After around 100 episodes, the balance between exploration and exploitation becomes equal, as the value of epsilon decreases. Although the agent is still learning, it can occasionally achieve some goals, although with a considerable negative score of -325.

Continuing further to about 200 episodes, the agent demonstrates a growing capability to reach goals more frequently, even though it still makes mistakes. At this point, the agent shifts into pure exploitation, having learned enough to make informed decisions. The score improves to -118.

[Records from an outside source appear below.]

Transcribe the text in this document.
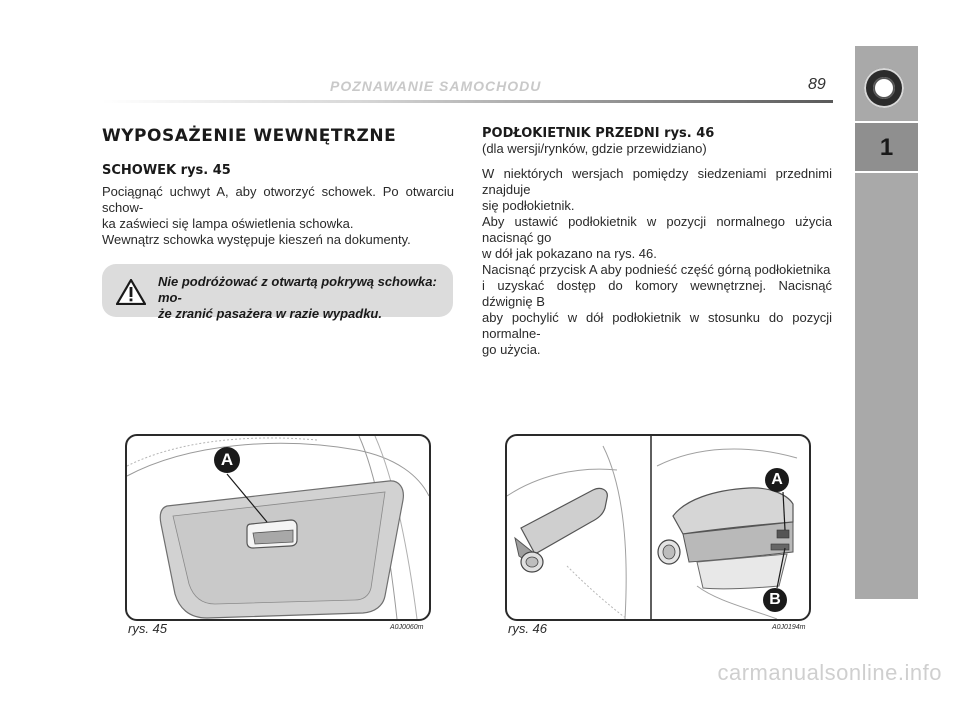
POZNAWANIE SAMOCHODU	89
1
WYPOSAŻENIE WEWNĘTRZNE
SCHOWEK rys. 45
Pociągnąć uchwyt A, aby otworzyć schowek. Po otwarciu schow-
ka zaświeci się lampa oświetlenia schowka.
Wewnątrz schowka występuje kieszeń na dokumenty.
Nie podróżować z otwartą pokrywą schowka: mo-
że zranić pasażera w razie wypadku.
PODŁOKIETNIK PRZEDNI rys. 46
(dla wersji/rynków, gdzie przewidziano)
W niektórych wersjach pomiędzy siedzeniami przednimi znajduje
się podłokietnik.
Aby ustawić podłokietnik w pozycji normalnego użycia nacisnąć go
w dół jak pokazano na rys. 46.
Nacisnąć przycisk A aby podnieść część górną podłokietnika
i uzyskać dostęp do komory wewnętrznej. Nacisnąć dźwignię B
aby pochylić w dół podłokietnik w stosunku do pozycji normalne-
go użycia.
A
rys. 45	A0J0060m
A
B
rys. 46	A0J0194m
carmanualsonline.info
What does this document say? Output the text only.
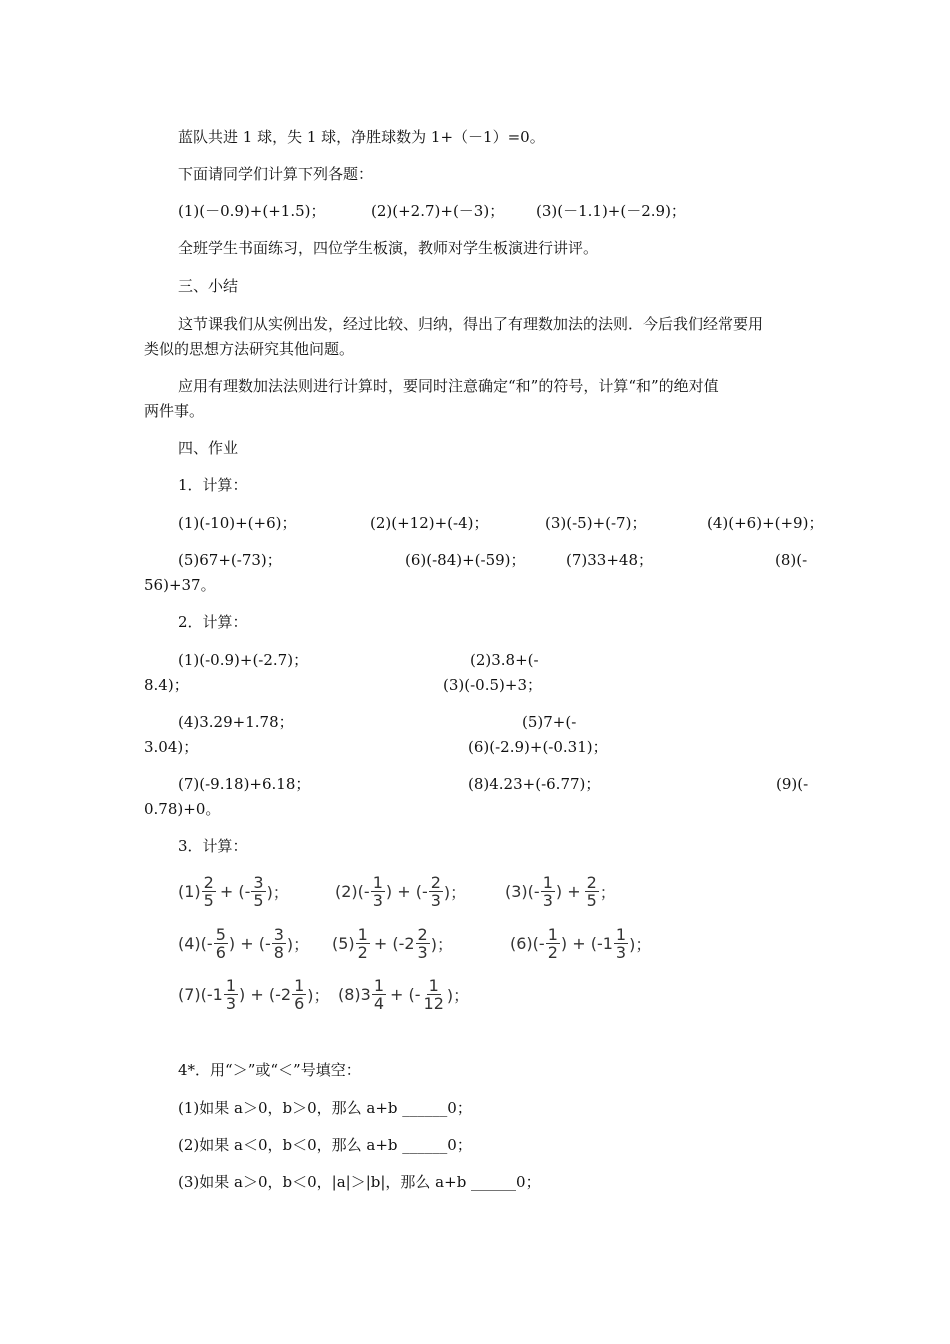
蓝队共进 1 球，失 1 球，净胜球数为 1+（－1）=0。
下面请同学们计算下列各题：
(1)(－0.9)+(+1.5)；	(2)(+2.7)+(－3)； (3)(－1.1)+(－2.9)；
全班学生书面练习，四位学生板演，教师对学生板演进行讲评。
三、小结
这节课我们从实例出发，经过比较、归纳，得出了有理数加法的法则．今后我们经常要用
类似的思想方法研究其他问题。
应用有理数加法法则进行计算时，要同时注意确定“和”的符号，计算“和”的绝对值
两件事。
四、作业
1．计算：
(1)(-10)+(+6)；	(2)(+12)+(-4)；	(3)(-5)+(-7)；	(4)(+6)+(+9)；
(5)67+(-73)；	(6)(-84)+(-59)；	(7)33+48；	(8)(-
56)+37。
2．计算：
(1)(-0.9)+(-2.7)；	(2)3.8+(-
8.4)；	(3)(-0.5)+3；
(4)3.29+1.78；	(5)7+(-
3.04)；	(6)(-2.9)+(-0.31)；
(7)(-9.18)+6.18；	(8)4.23+(-6.77)；	(9)(-
0.78)+0。
3．计算：
$(1) \frac{2}{5}$ + (- $\frac{3}{5}$ )；	$(2)(- \frac{1}{3}$ ) + (- $\frac{2}{3}$ )； $(3)(- \frac{1}{3}$ ) + $\frac{2}{5}$ ；
$(4)(- \frac{5}{6}$ ) + (- $\frac{3}{8}$ )； $(5) \frac{1}{2} + (-2 \frac{2}{3}$ )；	$(6)(- \frac{1}{2}$ ) + ($-1 \frac{1}{3}$ )；
$(7)(-1 \frac{1}{3}$ ) + ($-2 \frac{1}{6}$ )； $(8)3 \frac{1}{4}$ + (- $\frac{1}{12}$ )；
4*．用“＞”或“＜”号填空：
(1)如果 a＞0，b＞0，那么 a+b ______0；
(2)如果 a＜0，b＜0，那么 a+b ______0；
(3)如果 a＞0，b＜0，|a|＞|b|，那么 a+b ______0；
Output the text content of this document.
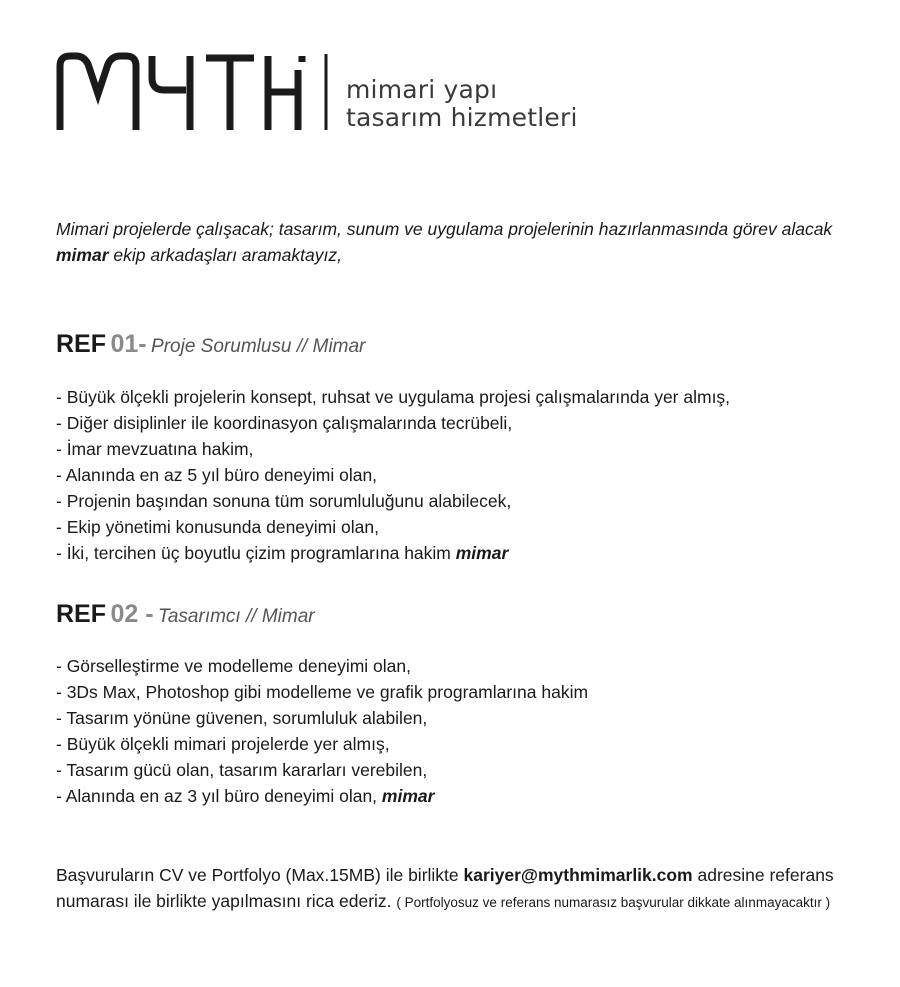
mimari yapı
tasarım hizmetleri
Mimari projelerde çalışacak; tasarım, sunum ve uygulama projelerinin hazırlanmasında görev alacak mimar ekip arkadaşları aramaktayız,
REF 01- Proje Sorumlusu // Mimar
- Büyük ölçekli projelerin konsept, ruhsat ve uygulama projesi çalışmalarında yer almış,
- Diğer disiplinler ile koordinasyon çalışmalarında tecrübeli,
- İmar mevzuatına hakim,
- Alanında en az 5 yıl büro deneyimi olan,
- Projenin başından sonuna tüm sorumluluğunu alabilecek,
- Ekip yönetimi konusunda deneyimi olan,
- İki, tercihen üç boyutlu çizim programlarına hakim mimar
REF 02 - Tasarımcı // Mimar
- Görselleştirme ve modelleme deneyimi olan,
- 3Ds Max, Photoshop gibi modelleme ve grafik programlarına hakim
- Tasarım yönüne güvenen, sorumluluk alabilen,
- Büyük ölçekli mimari projelerde yer almış,
- Tasarım gücü olan, tasarım kararları verebilen,
- Alanında en az 3 yıl büro deneyimi olan, mimar
Başvuruların CV ve Portfolyo (Max.15MB) ile birlikte kariyer@mythmimarlik.com adresine referans numarası ile birlikte yapılmasını rica ederiz. ( Portfolyosuz ve referans numarasız başvurular dikkate alınmayacaktır )
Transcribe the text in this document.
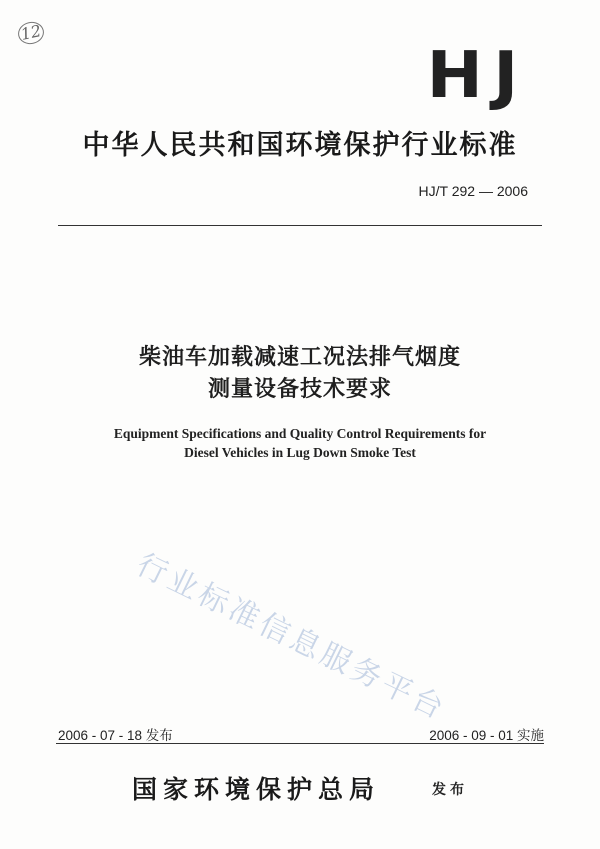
12
HJ
中华人民共和国环境保护行业标准
HJ/T 292 — 2006
柴油车加载减速工况法排气烟度
测量设备技术要求
Equipment Specifications and Quality Control Requirements for
Diesel Vehicles in Lug Down Smoke Test
行业标准信息服务平台
2006 - 07 - 18 发布	2006 - 09 - 01 实施
国家环境保护总局	发布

Over the subsequent 100 episodes, from 201 to 300, the agent's success in reaching goals becomes more consistent, as evidenced by reaching the goal 92 times. The score further improves to -31.

After 400 episodes and beyond, the agent has gained extensive knowledge about how to interact optimally in each situation, consistently making the best decisions and taking the shortest paths to reach the goals. It becomes rare for the agent to fail in reaching the goal.

For example, in the 401st episode, the agent successfully reached the goal 182 times, resulting in a score of -2. As the number of episodes increases, the agent's performance continues to improve significantly, with 3779 successful goal completions out of 4000 episodes and a positive score of 10.